In June, former presidential candidate Henrique Capriles, the leader of Venezuela’s political opposition, began hosting a weekly Internet news program on the capriles.tv website after complaining that conventional TV news programs were squeezing him out of their coverage.
It’s unclear whether traditional TV viewers will migrate to the Internet for full-fledged news programs. Online, style often trumps substance and people may lack the patience to sit through 15-minute newscasts. But perhaps the biggest obstacle is that Venezuela has one of the slowest download speeds in Latin America, which causes frequent delays in video streaming.
William Peña, editor of the Caracas newsletter Inside Telecom, told CPJ that average bandwidth in Venezuela is about 500 kilobytes per second.
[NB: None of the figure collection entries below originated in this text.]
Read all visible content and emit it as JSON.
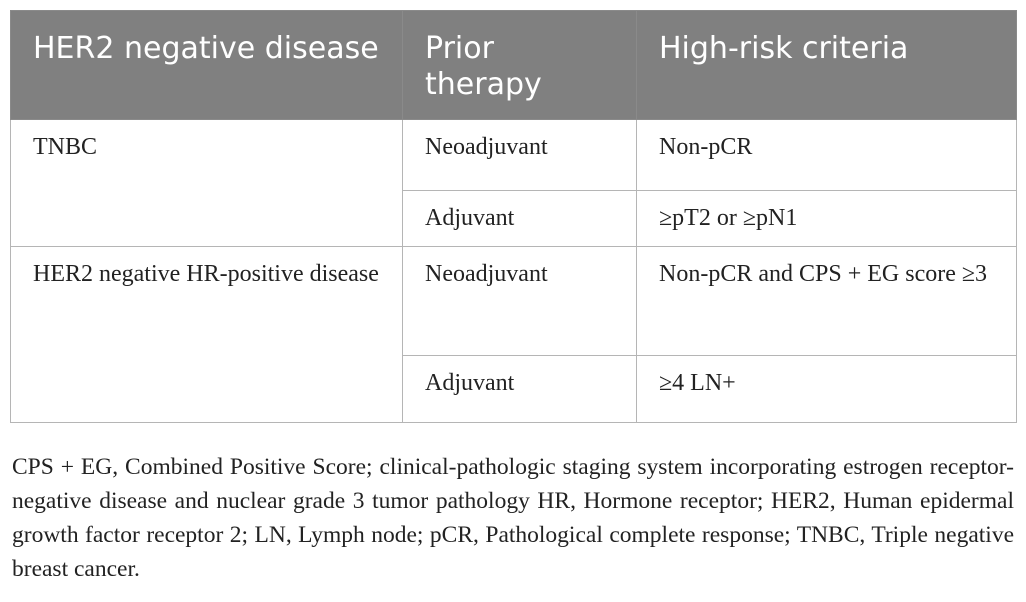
{
  "table": {
    "headers": [
      "HER2 negative disease",
      "Prior therapy",
      "High-risk criteria"
    ],
    "groups": [
      {
        "disease": "TNBC",
        "rows": [
          {
            "therapy": "Neoadjuvant",
            "criteria": "Non-pCR"
          },
          {
            "therapy": "Adjuvant",
            "criteria": "≥pT2 or ≥pN1"
          }
        ]
      },
      {
        "disease": "HER2 negative HR-positive disease",
        "rows": [
          {
            "therapy": "Neoadjuvant",
            "criteria": "Non-pCR and CPS + EG score ≥3"
          },
          {
            "therapy": "Adjuvant",
            "criteria": "≥4 LN+"
          }
        ]
      }
    ]
  },
  "footnote": "CPS + EG, Combined Positive Score; clinical-pathologic staging system incorporating estrogen receptor-negative disease and nuclear grade 3 tumor pathology HR, Hormone receptor; HER2, Human epidermal growth factor receptor 2; LN, Lymph node; pCR, Pathological complete response; TNBC, Triple negative breast cancer."
}
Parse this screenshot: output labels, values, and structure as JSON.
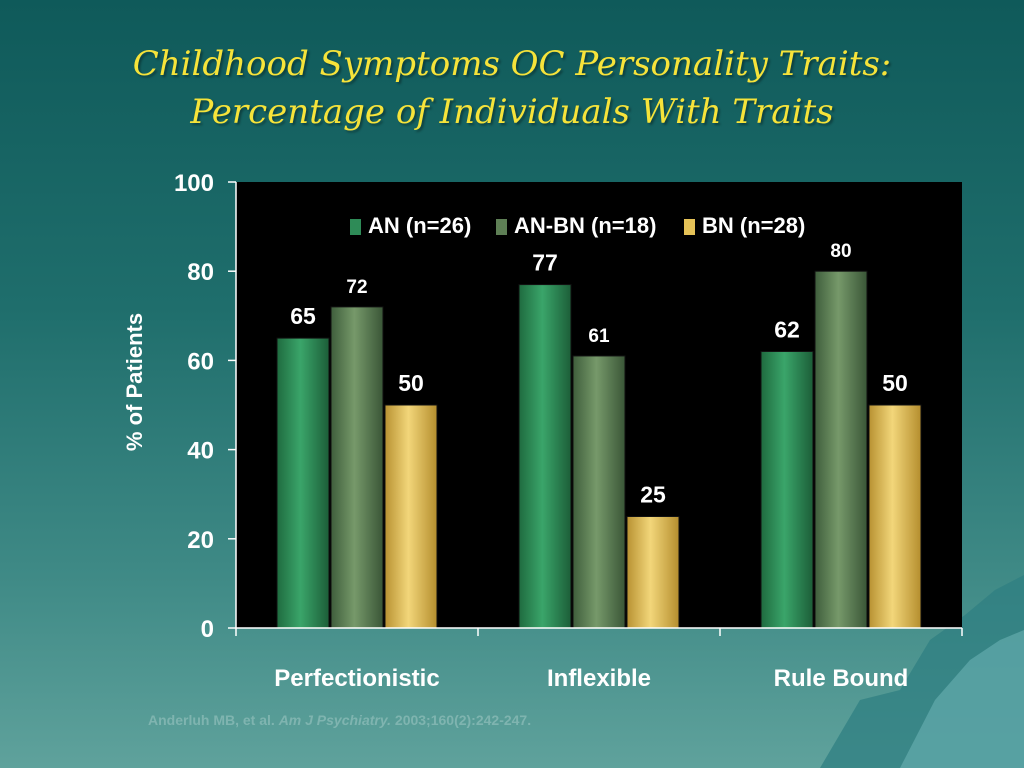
{
  "title_line1": "Childhood Symptoms OC Personality Traits:",
  "title_line2": "Percentage of Individuals With Traits",
  "citation": {
    "authors": "Anderluh MB, et al.",
    "journal": "Am J Psychiatry.",
    "ref": "2003;160(2):242-247."
  },
  "colors": {
    "AN": "#2e8b57",
    "AN-BN": "#5e7f55",
    "BN": "#e5c257",
    "plot_bg": "#000000",
    "text": "#ffffff"
  },
  "chart_data": {
    "type": "bar",
    "title": "Childhood Symptoms OC Personality Traits: Percentage of Individuals With Traits",
    "categories": [
      "Perfectionistic",
      "Inflexible",
      "Rule Bound"
    ],
    "series": [
      {
        "name": "AN (n=26)",
        "values": [
          65,
          77,
          62
        ]
      },
      {
        "name": "AN-BN (n=18)",
        "values": [
          72,
          61,
          80
        ]
      },
      {
        "name": "BN (n=28)",
        "values": [
          50,
          25,
          50
        ]
      }
    ],
    "xlabel": "",
    "ylabel": "% of Patients",
    "ylim": [
      0,
      100
    ],
    "yticks": [
      0,
      20,
      40,
      60,
      80,
      100
    ],
    "grid": false,
    "legend": "top-center"
  }
}
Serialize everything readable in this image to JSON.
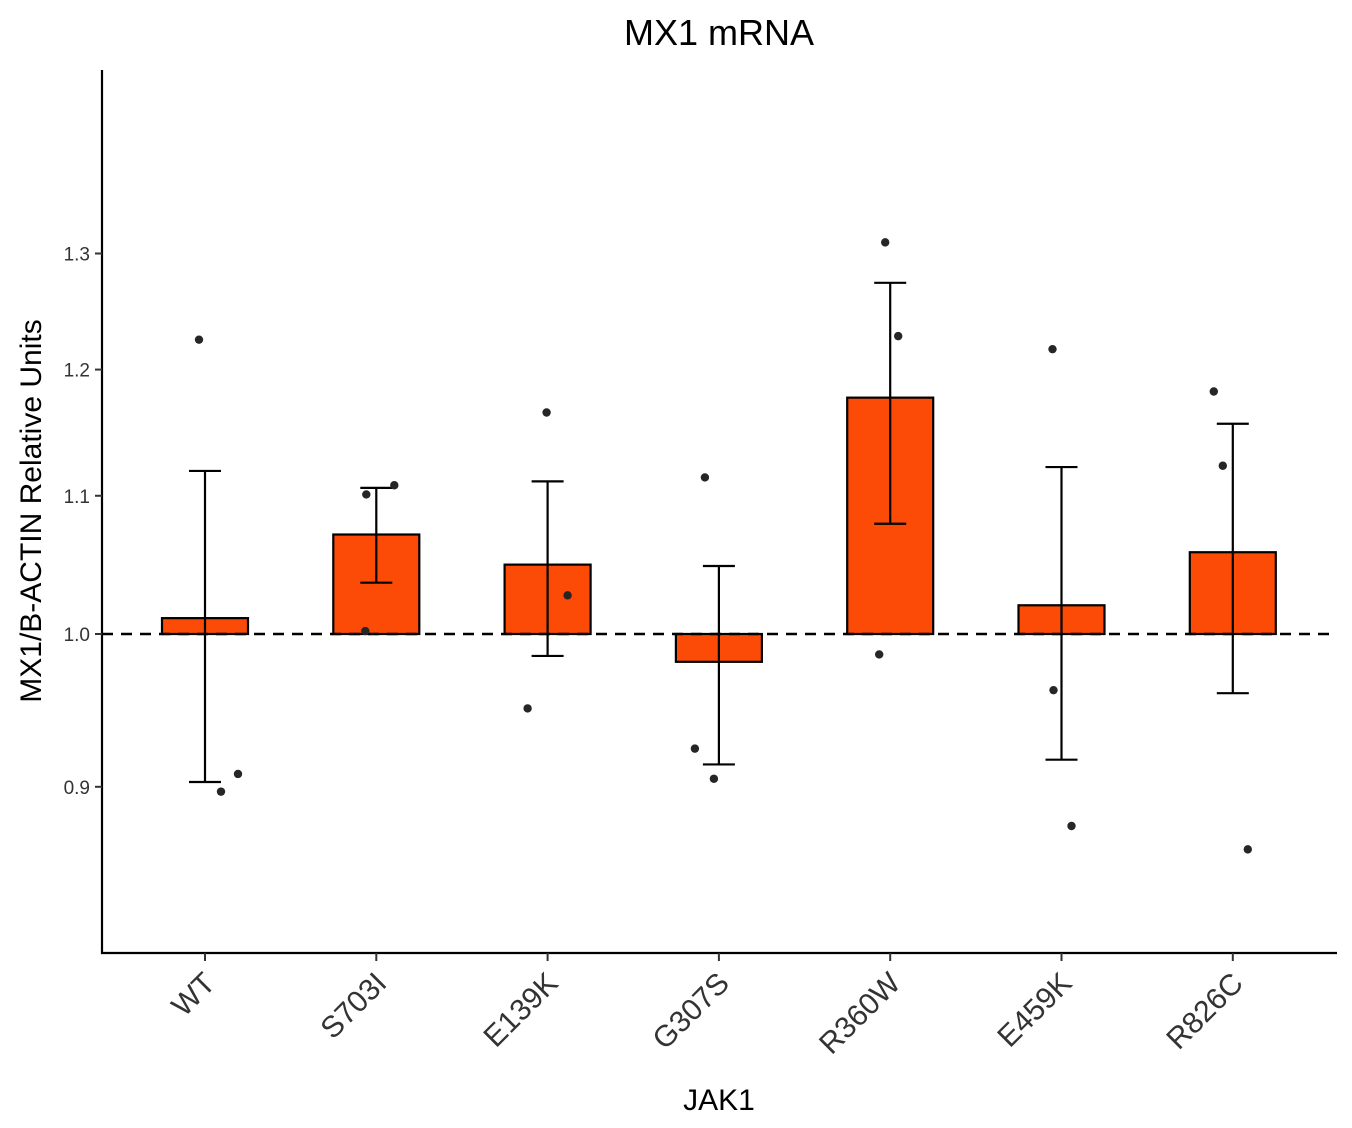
{
  "chart_data": {
    "type": "bar",
    "title": "MX1 mRNA",
    "xlabel": "JAK1",
    "ylabel": "MX1/B-ACTIN Relative Units",
    "y_scale": "log",
    "ylim": [
      0.862,
      1.335
    ],
    "yticks": [
      0.9,
      1.0,
      1.1,
      1.2,
      1.3
    ],
    "ytick_labels": [
      "0.9",
      "1.0",
      "1.1",
      "1.2",
      "1.3"
    ],
    "baseline": 1.0,
    "reference_line": {
      "y": 1.0,
      "style": "dashed"
    },
    "grid": false,
    "categories": [
      "WT",
      "S703I",
      "E139K",
      "G307S",
      "R360W",
      "E459K",
      "R826C"
    ],
    "values": [
      1.011,
      1.071,
      1.049,
      0.981,
      1.177,
      1.02,
      1.058
    ],
    "error_low": [
      0.903,
      1.036,
      0.985,
      0.914,
      1.079,
      0.917,
      0.96
    ],
    "error_high": [
      1.119,
      1.106,
      1.111,
      1.048,
      1.274,
      1.122,
      1.156
    ],
    "points": [
      [
        1.225,
        0.908,
        0.897
      ],
      [
        1.101,
        1.108,
        1.002
      ],
      [
        1.165,
        1.027,
        0.95
      ],
      [
        1.114,
        0.924,
        0.905
      ],
      [
        1.31,
        1.228,
        0.986
      ],
      [
        1.217,
        0.962,
        0.876
      ],
      [
        1.182,
        1.123,
        0.862
      ]
    ],
    "colors": {
      "bar_fill": "#FC4A07",
      "bar_stroke": "#000000",
      "point": "#262626",
      "axis": "#000000"
    }
  }
}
He said decent video streaming requires 2 megabytes per second, or about four times Venezuela’s average data transfer rate.
“At peak times, the Internet speed here is very slow,” a Caracas Internet executive told CPJ. “You want to see news that flows rather than stops and starts. I tried to watch EUTV the other day and couldn’t see anything.”
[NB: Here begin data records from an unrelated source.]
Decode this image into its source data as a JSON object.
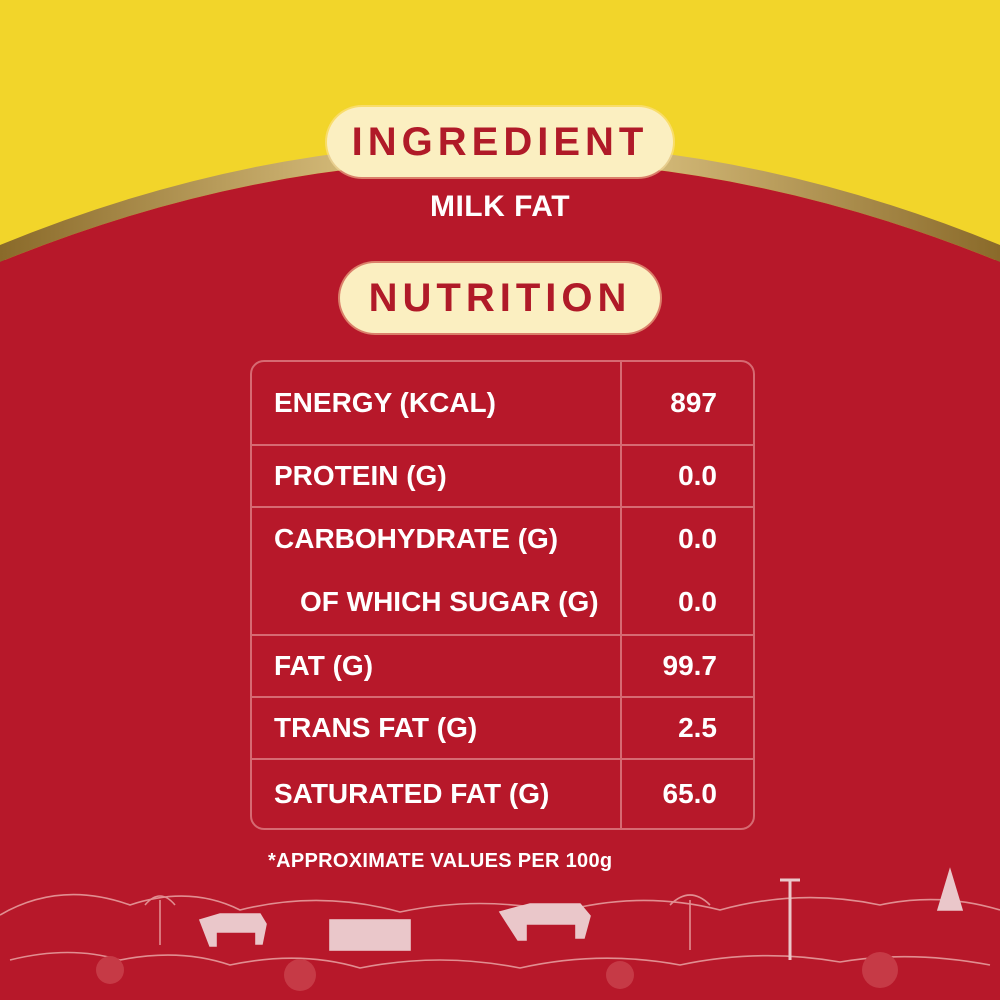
{
  "ingredient": {
    "heading": "INGREDIENT",
    "value": "MILK FAT"
  },
  "nutrition": {
    "heading": "NUTRITION",
    "rows": [
      {
        "label": "ENERGY (KCAL)",
        "value": "897"
      },
      {
        "label": "PROTEIN (G)",
        "value": "0.0"
      },
      {
        "label": "CARBOHYDRATE (G)",
        "value": "0.0"
      },
      {
        "label": "OF WHICH SUGAR (G)",
        "value": "0.0"
      },
      {
        "label": "FAT (G)",
        "value": "99.7"
      },
      {
        "label": "TRANS FAT (G)",
        "value": "2.5"
      },
      {
        "label": "SATURATED FAT (G)",
        "value": "65.0"
      }
    ],
    "footnote": "*APPROXIMATE VALUES PER 100g"
  },
  "colors": {
    "background_red": "#b7182a",
    "top_yellow": "#f2d52a",
    "pill_cream": "#fbefc1",
    "heading_red": "#b01a28",
    "table_border": "#d66a72",
    "gold_rim": "#c9a24a"
  }
}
But Aguerrevere expressed confidence that bandwidth will gradually increase. Meanwhile, Roberto Giusti, a Globovisión veteran who now hosts the nightly “Con Visión” interview program on EUTV, predicted that viewers will put up with the glitches.
“Because free expression has been affected, it opens the possibility to do something here that might not be so attractive in another country where there is freedom of expression on traditional platforms,” Giusti said. “Here there is no other option so EUTV acquires a special importance.”
Aguerrevere compared doubts about Web TV to the late 1990s when newspapers were questioning whether readers would consume their news online. He also ticked off a number of advantages.
For starters, Web TV does not require a special transmission license from CONATEL, the government telecommunications regulator which has used hefty fines, the license renewal process, and other measures to pressure TV stations into pulling their punches, according to CPJ research. (Conatel has pressured Internet Service Providers to block Web pages it deems subversive–though not mainstream news sites.)
Internet TV is also portable: People can watch EUTV at the beach. In addition, more and more Venezuelans are migrating to the Internet – especially to social media like Twitter – to find independent news and analysis. With its connection to the 104-year-old El Universal newspaper, EUTV has instant credibility as a reliable news source, according to Marianela Balbi, executive director of the Caracas-based Institute for Press and Society or IPYS.
Balbi also sees the launch of EUTV as a potentially smart business decision. Amid inflation, government currency controls, shortages of newsprint, and the nationalization of private businesses that once advertised in the newspaper, El Universal faces a tough economic environment. Balbi described EUTV is a low-cost operation that could help the parent company maintain its independent editorial line and provide a new venue for advertisers.